Response resp = server.get(req);
cache.put(req.uri, resp);
return resp;
}
if (!freshEnough(cached, req))
cached = revalidate(cached, req);
// We might return this entry to the requestor, so set a staleness warning as appropriate.
// Note that the response presently in the cache, if just received from a higher-level server,
// might actually not satisfy the client's freshness demands, due to time spent in transit.
// As suggested in 13.1.1 "Cache Correctness", we neither revalidate nor attach warnings to such responses.
// Thus, if the user is asking for a non-stale response, we don't attach a warning to it.
cached.warningStale = req.max_stale != -1 && isStale(cached);
// First deal with If-Unmodified-Since and If-Match. These will not normally be used
// for retrieving documents, and are not very important in this caching model.
if (req.if_unmodified_since != null &&
(cached.last_modified == null || cached.last_modified.after(req.if_unmodified_since)))
return errorResponse(412); // Precondition Failed
if (req.if_match != null &&
(cached.etag == null || !cached.etag.strongCompare(req.if_match)))

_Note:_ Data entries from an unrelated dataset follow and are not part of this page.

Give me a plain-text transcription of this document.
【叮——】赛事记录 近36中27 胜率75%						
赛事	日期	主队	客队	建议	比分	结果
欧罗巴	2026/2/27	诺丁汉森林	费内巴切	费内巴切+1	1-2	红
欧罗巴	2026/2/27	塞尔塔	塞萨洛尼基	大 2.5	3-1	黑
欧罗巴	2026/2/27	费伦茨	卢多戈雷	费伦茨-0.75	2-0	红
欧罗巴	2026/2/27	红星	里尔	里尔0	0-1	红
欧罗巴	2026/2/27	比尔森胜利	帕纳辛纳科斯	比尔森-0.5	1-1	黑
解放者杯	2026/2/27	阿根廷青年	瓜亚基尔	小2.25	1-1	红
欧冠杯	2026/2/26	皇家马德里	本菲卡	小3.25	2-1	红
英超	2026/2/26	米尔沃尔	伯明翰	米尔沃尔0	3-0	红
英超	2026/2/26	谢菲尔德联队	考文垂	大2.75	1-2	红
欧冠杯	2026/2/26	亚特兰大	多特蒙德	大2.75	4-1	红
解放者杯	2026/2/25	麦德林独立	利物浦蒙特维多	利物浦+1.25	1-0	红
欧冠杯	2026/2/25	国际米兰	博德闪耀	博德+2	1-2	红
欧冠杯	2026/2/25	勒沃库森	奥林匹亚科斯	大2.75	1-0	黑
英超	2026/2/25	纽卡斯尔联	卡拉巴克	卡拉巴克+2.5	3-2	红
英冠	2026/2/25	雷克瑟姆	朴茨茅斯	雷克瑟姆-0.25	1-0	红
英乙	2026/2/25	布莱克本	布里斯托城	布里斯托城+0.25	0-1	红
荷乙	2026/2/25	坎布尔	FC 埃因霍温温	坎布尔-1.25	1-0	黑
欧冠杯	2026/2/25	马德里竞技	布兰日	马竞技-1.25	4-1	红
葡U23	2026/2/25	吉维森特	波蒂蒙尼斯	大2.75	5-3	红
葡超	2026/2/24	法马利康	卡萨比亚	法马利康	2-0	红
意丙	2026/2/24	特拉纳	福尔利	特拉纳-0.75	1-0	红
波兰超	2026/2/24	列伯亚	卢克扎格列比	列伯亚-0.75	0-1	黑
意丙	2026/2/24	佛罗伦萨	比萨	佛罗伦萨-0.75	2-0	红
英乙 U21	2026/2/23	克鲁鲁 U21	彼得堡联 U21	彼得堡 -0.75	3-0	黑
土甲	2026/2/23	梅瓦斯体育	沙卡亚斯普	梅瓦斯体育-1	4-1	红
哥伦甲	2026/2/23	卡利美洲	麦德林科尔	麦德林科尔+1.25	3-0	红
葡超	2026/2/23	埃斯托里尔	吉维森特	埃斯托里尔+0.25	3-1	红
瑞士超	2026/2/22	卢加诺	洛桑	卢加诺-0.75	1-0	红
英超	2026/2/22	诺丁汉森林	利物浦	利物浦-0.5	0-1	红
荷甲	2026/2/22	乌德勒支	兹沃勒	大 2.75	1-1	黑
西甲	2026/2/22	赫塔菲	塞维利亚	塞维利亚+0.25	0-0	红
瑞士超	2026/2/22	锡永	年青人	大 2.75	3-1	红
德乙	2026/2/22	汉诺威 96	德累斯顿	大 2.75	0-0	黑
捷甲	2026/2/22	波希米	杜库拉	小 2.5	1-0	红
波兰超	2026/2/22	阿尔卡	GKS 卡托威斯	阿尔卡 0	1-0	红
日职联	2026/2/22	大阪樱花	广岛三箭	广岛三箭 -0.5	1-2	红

return errorResponse(412); // Precondition Failed
// Now deal with If-Modified-Since and If-None-Match, which will normally be used in
// retrieving documents from caches.
if (req.if_modified_since == null && req.if_none_match == null)
return cached;
if (req.if_modified_since != null &&
(cached.last_modified == null || cached.last_modified.after(req.if_modified_since)))
// it has been modified, so return the whole document.
// This may happen even the etags match, if they are weak.
return cached;
if (req.if_none_match != null &&
(cached.etag == null || !cached.etag.weakCompare(req.if_none_match)))
// The etags don't match, so return the whole document.
// It would be surprising if this happened even though If-Modified-Since was specified
// and the document had apparently not been modified.
return cached;
// Now construct and return a 304 Not Modified response.
Response r = new Response(304);
r.date = cached.date;
r.etag = cached.etag;
r.expires = cached.expires;
r.max_age = cached.max_age;
// We could conceivably attach a staleness warning here sometimes, but the HTTP spec forbids it (10.3.5).
return r;
}
// utility routines and values
protected Response errorResponse(int status) {
Response r = new Response(status);
r.date = new Date();
return r;
}
public Date currentTime() { return new Date(); }
public int dateSubtract(Date d1, Date d2) {
// Return the difference (d1 - d2) between the two given Date objects, in seconds
return (int) ((d1.getTime() - d2.getTime()) / 1000);
}
public static final int Hour = 3600;
public static final int Day = 24 * Hour;
}
We have extensively examined the caching mechanisms specified in HTTP 1.1, and we found plenty to talk about even without considering ETag validators and the interaction of caching and content negotiation and ranges. We found numerous areas in which the specification is vague and suggested how to clarify it. Despite our feeling that the specification is not yet watertight, HTTP 1.1's caching is certainly a significant advance over HTTP 1.0 and on the whole, its basic mechanism seems sound: most of our criticisms are related to weaknesses in the specification, not in the design itself. We look forward eagerly to the widespread implementation of HTTP 1.1 caching and to the benefits it will provide.